While students gulp down high-energy snacks in the cafeteria, Daniel works silently in the classroom; when they run to the playground for recess, he prays without missing a beat in the rhythm of his recitations.

By the end of the school day, Daniel's cheek presses against his ungraded papers as he takes an involuntary nap. It's three hours till dinner.

Family and Faith

With a veil on her hair and a brown baby with curly black hair on her hip, Daniel's Jamaican wife, Roxanne, is busy preparing the meal. After shocking his relatives with his conversion, he shocked them again less than four years later by marrying a black woman. Interracial marriages in the United States still account for fewer than 5 percent of all couples and, because of historically strained relations among blacks and Latinos, weddings between them are unusual.

Then again, so are Mexican Muslims -- or, for that matter, Jamaican Muslims.

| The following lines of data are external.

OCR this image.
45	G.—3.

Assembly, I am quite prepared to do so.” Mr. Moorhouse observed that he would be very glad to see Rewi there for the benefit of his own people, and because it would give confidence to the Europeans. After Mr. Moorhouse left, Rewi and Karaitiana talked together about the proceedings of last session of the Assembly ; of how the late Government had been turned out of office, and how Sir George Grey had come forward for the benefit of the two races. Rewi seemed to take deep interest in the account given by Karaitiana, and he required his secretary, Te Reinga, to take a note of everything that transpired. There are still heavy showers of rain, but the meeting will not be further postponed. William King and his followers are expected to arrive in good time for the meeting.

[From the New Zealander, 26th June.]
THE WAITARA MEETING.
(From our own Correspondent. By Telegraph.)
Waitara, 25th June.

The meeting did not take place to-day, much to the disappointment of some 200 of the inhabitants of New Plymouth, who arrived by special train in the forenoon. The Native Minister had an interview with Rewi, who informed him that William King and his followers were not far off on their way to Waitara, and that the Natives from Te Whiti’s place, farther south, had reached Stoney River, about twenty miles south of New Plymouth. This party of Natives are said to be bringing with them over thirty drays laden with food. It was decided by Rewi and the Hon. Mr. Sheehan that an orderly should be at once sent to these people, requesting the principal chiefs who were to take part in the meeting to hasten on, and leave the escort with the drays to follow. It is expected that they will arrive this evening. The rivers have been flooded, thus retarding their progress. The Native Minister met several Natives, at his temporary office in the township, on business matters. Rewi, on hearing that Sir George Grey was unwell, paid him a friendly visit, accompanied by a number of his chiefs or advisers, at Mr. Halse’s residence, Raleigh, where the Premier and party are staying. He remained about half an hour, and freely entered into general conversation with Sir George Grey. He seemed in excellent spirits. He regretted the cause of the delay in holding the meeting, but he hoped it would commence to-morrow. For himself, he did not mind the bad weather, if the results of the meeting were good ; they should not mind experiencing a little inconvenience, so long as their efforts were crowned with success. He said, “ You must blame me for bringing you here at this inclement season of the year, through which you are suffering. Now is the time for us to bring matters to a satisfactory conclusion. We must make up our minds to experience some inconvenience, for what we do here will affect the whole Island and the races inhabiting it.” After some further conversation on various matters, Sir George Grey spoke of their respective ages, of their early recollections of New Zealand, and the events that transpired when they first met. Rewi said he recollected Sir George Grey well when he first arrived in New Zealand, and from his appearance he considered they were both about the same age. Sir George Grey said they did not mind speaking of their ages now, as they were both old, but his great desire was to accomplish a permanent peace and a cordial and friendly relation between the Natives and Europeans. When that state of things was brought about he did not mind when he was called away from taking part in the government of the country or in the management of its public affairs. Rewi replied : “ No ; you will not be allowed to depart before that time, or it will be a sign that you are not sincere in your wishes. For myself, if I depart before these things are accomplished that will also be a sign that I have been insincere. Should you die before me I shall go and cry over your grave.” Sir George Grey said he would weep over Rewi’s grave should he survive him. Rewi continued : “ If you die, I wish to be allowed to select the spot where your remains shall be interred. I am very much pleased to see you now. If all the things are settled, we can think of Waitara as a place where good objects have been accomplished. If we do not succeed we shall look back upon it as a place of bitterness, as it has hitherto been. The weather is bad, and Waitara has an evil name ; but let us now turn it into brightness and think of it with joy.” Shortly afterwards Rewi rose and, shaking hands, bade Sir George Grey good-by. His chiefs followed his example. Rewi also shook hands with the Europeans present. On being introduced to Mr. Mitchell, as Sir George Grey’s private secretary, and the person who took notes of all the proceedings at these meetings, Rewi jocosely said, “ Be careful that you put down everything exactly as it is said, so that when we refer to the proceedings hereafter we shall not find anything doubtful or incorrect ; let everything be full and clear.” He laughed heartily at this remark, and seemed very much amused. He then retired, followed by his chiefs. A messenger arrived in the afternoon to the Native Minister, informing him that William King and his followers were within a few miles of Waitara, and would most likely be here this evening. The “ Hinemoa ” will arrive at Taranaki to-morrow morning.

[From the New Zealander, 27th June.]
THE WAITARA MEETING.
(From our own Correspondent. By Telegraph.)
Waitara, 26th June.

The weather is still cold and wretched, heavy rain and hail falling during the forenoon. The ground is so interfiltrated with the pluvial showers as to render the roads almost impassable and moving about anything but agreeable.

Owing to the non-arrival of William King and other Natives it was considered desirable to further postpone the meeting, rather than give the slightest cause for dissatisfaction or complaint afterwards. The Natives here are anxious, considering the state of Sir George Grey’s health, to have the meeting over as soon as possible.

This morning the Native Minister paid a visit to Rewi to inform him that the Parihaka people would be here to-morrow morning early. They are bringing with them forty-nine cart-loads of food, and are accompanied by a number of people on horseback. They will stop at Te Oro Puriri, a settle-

Roxanne's mother was also just digesting her daughter's conversion to Islam;

now she, too, had to swallow the idea of her marrying a man she barely knew. "She didn't want to tell anyone," says Roxanne. "She was worried what everybody else was going to think."

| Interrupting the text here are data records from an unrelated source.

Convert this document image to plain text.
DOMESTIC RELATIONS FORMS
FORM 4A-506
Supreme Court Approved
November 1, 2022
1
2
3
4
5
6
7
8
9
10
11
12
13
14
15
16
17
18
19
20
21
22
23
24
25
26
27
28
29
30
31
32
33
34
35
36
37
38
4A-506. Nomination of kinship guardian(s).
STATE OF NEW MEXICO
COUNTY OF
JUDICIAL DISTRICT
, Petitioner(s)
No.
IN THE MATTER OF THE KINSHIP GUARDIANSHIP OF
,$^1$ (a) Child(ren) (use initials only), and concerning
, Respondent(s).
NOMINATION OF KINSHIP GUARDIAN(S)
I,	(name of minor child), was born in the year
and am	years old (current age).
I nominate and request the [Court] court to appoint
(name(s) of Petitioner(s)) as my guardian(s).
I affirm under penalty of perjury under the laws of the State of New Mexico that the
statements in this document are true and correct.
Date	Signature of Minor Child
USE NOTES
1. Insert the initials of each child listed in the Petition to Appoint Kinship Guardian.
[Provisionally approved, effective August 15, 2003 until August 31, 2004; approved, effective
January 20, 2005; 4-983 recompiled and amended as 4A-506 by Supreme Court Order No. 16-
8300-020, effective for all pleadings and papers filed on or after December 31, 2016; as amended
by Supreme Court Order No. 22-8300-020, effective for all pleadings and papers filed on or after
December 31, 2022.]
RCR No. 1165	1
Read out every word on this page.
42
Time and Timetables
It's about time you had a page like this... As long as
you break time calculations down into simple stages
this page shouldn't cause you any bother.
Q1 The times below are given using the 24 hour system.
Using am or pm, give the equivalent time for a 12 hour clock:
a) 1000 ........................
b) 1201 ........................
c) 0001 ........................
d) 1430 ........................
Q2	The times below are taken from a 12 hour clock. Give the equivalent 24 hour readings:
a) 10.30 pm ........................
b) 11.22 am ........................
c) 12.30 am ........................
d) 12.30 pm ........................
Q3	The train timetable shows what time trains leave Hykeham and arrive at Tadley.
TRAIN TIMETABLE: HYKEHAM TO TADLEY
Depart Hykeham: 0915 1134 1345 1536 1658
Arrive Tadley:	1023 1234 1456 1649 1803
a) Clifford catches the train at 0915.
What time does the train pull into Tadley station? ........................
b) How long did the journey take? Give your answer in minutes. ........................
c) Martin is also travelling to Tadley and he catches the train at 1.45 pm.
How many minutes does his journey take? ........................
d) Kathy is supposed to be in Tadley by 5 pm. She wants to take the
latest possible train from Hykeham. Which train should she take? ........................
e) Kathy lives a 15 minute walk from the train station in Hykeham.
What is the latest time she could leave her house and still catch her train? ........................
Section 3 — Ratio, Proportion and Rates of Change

Given the raised familial eyebrows, the couple held their wedding ceremony, not in a mosque or church but in a university hall and had both a pastor and an imam, each reading from their holy book.

The result was a little confusing for some guests. "I didn't know what was going on," comments Daniel's teaching colleague Lilian Guerra.

Like her, Stockton's mostly white and Latino residents have had few dealings with Islam. Even though veiled women have strolled down supermarket aisles for years, Stocktonians still stare. On a trip to Safeway, Daniel and Roxanne seem immune to the glares as they buy supplies for Iftar, a gathering to break the Ramadan fast. Roxanne and some Muslim friends take turns hosting such dinner parties; this week it's at her house. As soon as they get home, she sets big pots and pans over the stove to prepare a dish that would never be served in Mecca -- chicken curry with coconut milk, a recipe from her mother, with fried plantains, a Jamaican staple.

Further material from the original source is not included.